Munch se leva et alla à son tour disposer sur la carte une punaise de couleur noire cette fois-ci avant de prendre la parole.

- Avec Goren, nous marquons tous les endroits où il a effectué des achats. Le bleu, c'est pour ses dépenses personnelles alors que le noir sont celles de sa société.

- Une manière de resserrer le périmètre, comprit Eames mais toujours dubitative de l'initiative de ses collègues.

- Ce qui fait leur force, fait aussi leur faiblesse, lança Goren incapable de contenir l'énergie que cette piste semblait lui procurer. Si nous parvenons à cibler une zone, nous pourrons lancer une recherche sur les propriétaires du foncier. Si l'on vise juste, nous trouverons des sociétés écrans montées dans le seul but de dissimuler le vrai propriétaire des lieux. Comme celle qui a été utilisée comme prête-nom pour les locations.

- On aura ainsi un schéma, s'éclaira Eames. Un schéma qui se répète comme une signature.
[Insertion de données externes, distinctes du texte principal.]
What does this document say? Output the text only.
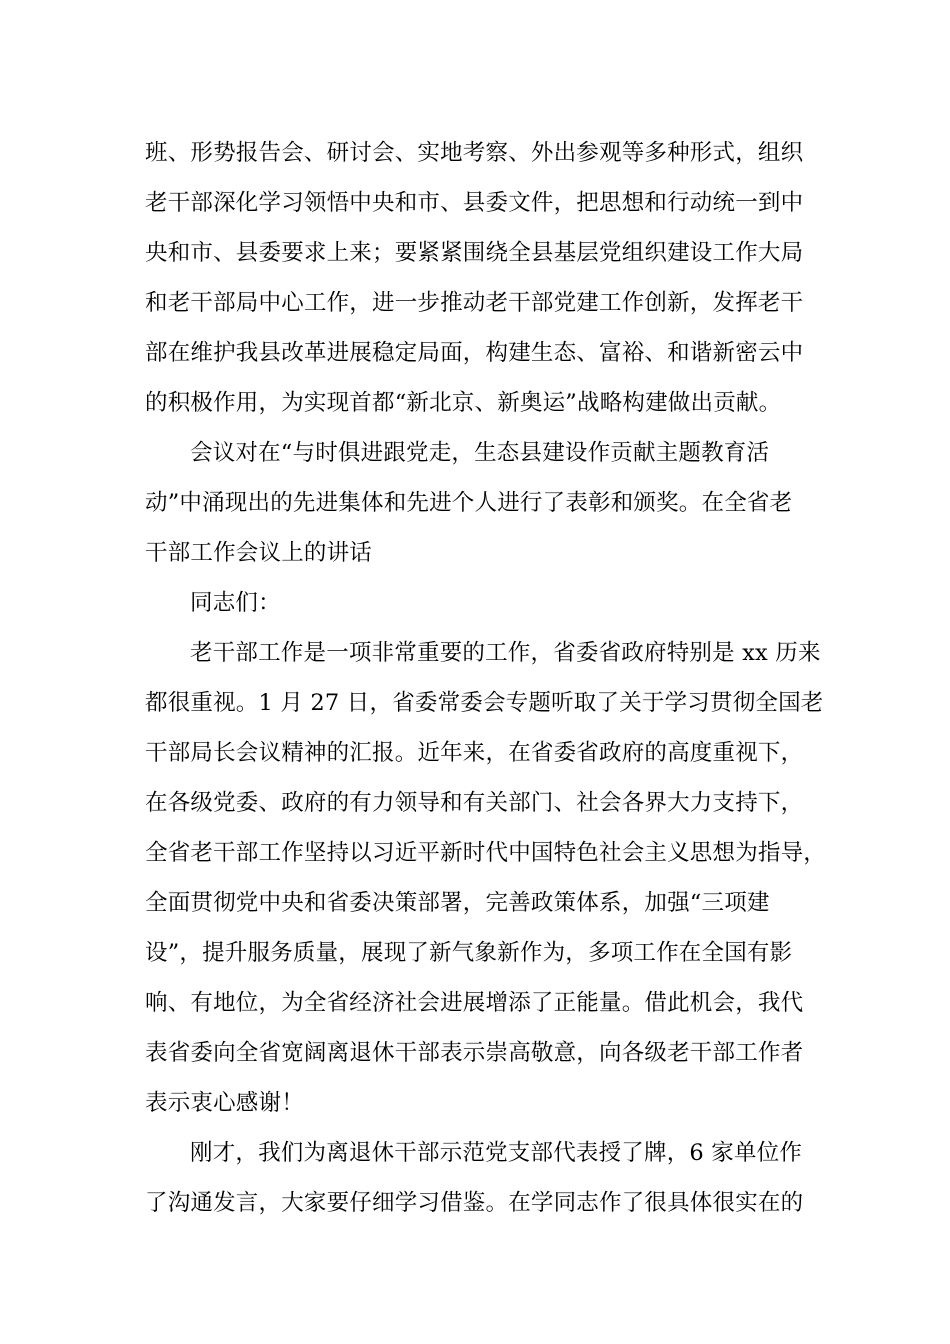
班、形势报告会、研讨会、实地考察、外出参观等多种形式，组织
老干部深化学习领悟中央和市、县委文件，把思想和行动统一到中
央和市、县委要求上来；要紧紧围绕全县基层党组织建设工作大局
和老干部局中心工作，进一步推动老干部党建工作创新，发挥老干
部在维护我县改革进展稳定局面，构建生态、富裕、和谐新密云中
的积极作用，为实现首都“新北京、新奥运”战略构建做出贡献。
会议对在“与时俱进跟党走，生态县建设作贡献主题教育活
动”中涌现出的先进集体和先进个人进行了表彰和颁奖。在全省老
干部工作会议上的讲话
同志们：
老干部工作是一项非常重要的工作，省委省政府特别是 xx 历来
都很重视。1 月 27 日，省委常委会专题听取了关于学习贯彻全国老
干部局长会议精神的汇报。近年来，在省委省政府的高度重视下，
在各级党委、政府的有力领导和有关部门、社会各界大力支持下，
全省老干部工作坚持以习近平新时代中国特色社会主义思想为指导，
全面贯彻党中央和省委决策部署，完善政策体系，加强“三项建
设”，提升服务质量，展现了新气象新作为，多项工作在全国有影
响、有地位，为全省经济社会进展增添了正能量。借此机会，我代
表省委向全省宽阔离退休干部表示崇高敬意，向各级老干部工作者
表示衷心感谢！
刚才，我们为离退休干部示范党支部代表授了牌，6 家单位作
了沟通发言，大家要仔细学习借鉴。在学同志作了很具体很实在的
- Oui, sourit Goren. Même si on trouve Peck, il n'est pas certain qu'il nous indique où les enfants sont retenus puisque nous ne savons pas non plus où sont ses associés. Ross a raison, nous ne pouvons pas seulement compter sur la surveillance mise en place de son domicile. D'autant qu'il a peut-être repéré nos équipes et qu'il est conscient que nous voulons sauver les enfants avant tout. Il y a des risques qu'il nous mène en bateau pour nous faire perdre du temps. Nous avons là un moyen pour le précéder.

- Qu'est-ce que je peux faire pour vous aider, Bobby ? L'interrogea sa partenaire, désormais convaincue. Vous encourager ?

Les sourires furent brefs et le sérieux regagna vite les trois détectives.